Sollicité par son éditeur pour rassembler un certain nombre de ses articles pour une parution en volume, Roger Perron retrouve avec émotion ceux qui s'attachent aux souffrances de l'enfant – comme il demeure sensible à celles qui sont exprimées par l'enfant qui se cache en tout adulte. L'auteur a consacré une part importante de sa carrière à à renouveler l'approche théorique et clinique d'enfants intellectuellement déficients, et les dix-huit articles retenus sont non seulement un témoignage sur son refus des a prioris liés à la débilité, mais un enseignement cohérent et fondamental qui n'a rien perdu de sa pertinence et de sa nécessité.
L'ouvrage est organisé en quatre parties, dans lesquelles chaque texte est précédé d'une réévaluation par l'auteur de la portée initiale et de l'intérêt actuel de l'article réédité. Une première partie porte sur les évaluations de l'intelligence et tend à montrer à quel conditions les tests d'intelligence peuvent être utilisés et pensés à bon escient. Une deuxième partie, consacrée à la question des causes des arriérations et des retards mentaux, précise le concept de déficience mentale, rappelle la constitution des modèles classiques d'explication, et soutient la nécessité de passer à une compréhension multifactorielle ouverte, qui réfute les illusions nosographiques.

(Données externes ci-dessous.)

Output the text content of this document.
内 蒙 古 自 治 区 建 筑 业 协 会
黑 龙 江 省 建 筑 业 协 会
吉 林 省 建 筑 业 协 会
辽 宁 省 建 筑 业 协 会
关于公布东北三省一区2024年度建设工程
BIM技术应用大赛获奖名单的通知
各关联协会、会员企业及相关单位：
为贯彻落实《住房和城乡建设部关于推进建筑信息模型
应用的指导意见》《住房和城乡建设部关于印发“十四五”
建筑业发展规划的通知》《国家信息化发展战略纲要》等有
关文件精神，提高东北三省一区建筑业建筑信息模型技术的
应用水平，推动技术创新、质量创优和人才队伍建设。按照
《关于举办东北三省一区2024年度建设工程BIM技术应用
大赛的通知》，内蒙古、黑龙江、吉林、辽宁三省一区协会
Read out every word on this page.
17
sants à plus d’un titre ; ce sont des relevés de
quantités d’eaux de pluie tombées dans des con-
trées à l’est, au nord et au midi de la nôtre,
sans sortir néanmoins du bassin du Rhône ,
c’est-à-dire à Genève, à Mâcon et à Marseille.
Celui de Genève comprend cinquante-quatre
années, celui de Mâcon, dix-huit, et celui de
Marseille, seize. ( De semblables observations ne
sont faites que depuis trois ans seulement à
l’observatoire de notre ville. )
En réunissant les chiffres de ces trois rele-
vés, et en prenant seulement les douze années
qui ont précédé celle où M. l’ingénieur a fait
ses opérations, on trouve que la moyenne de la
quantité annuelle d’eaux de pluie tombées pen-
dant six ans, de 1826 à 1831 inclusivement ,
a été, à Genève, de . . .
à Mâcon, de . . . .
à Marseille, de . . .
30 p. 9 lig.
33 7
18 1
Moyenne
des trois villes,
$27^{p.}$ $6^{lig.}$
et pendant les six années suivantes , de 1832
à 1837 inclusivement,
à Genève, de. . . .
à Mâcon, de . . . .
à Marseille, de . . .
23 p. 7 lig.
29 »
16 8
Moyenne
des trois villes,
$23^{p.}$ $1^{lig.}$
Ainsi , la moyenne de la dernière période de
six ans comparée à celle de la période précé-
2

Une troisième partie s'intéresse aux adolescents déficients, montre comment l'adolescence permet pour une part de renouveler la donne – permettant parfois des adaptations sociales et professionnelles remarquables –, mais suscite des souffrances et des difficultés spécifiques à ces jeunes, souvent emprisonnés dans leurs rôles, même lorsque leur statut change (par exemple en quittant l'école). Donnant à la parole à des adolescents déficients mentaux, une étude montre la pertinence de leurs propos et leur capacité de rendre compte d'eux-mêem, leur aptitude à la réflexivité. La notion de déficit est alors analysée, avec le manque de pouvoir et de valeur(s) qui s'y manifestent en une expérience d'être toujours "trop petit" pour ce qu'il faudrait ; en fait elle débouche sur une thèse forte : nous sommes tous déficitaires, seule vraie réponse à l'incompréhension et à l'exclusion qui accroissent la souffrance de ces adolescents marqués par un diagnostic de déficit.
Une dernière partie, accompagnée de quelques illustrations cliniques, s'efforce de penser le déficit : elle s'attache à l'analyse fonctionnelle pour surmonter les illusions de fixité d'un quotient intellectuel, montre l'apport de l'approche psychopathologique, s'attache aux figures de la méconnaissance, aux troubles de la liaison et à la notion d'inhibition. L'auteur fait ainsi le point sur des conceptions et des outils théoriques décisifs, tout en nous faisant partager son intérêt théorico-clinique et son attachement à ces enfants et adolescents que nous risquons de méconnaître.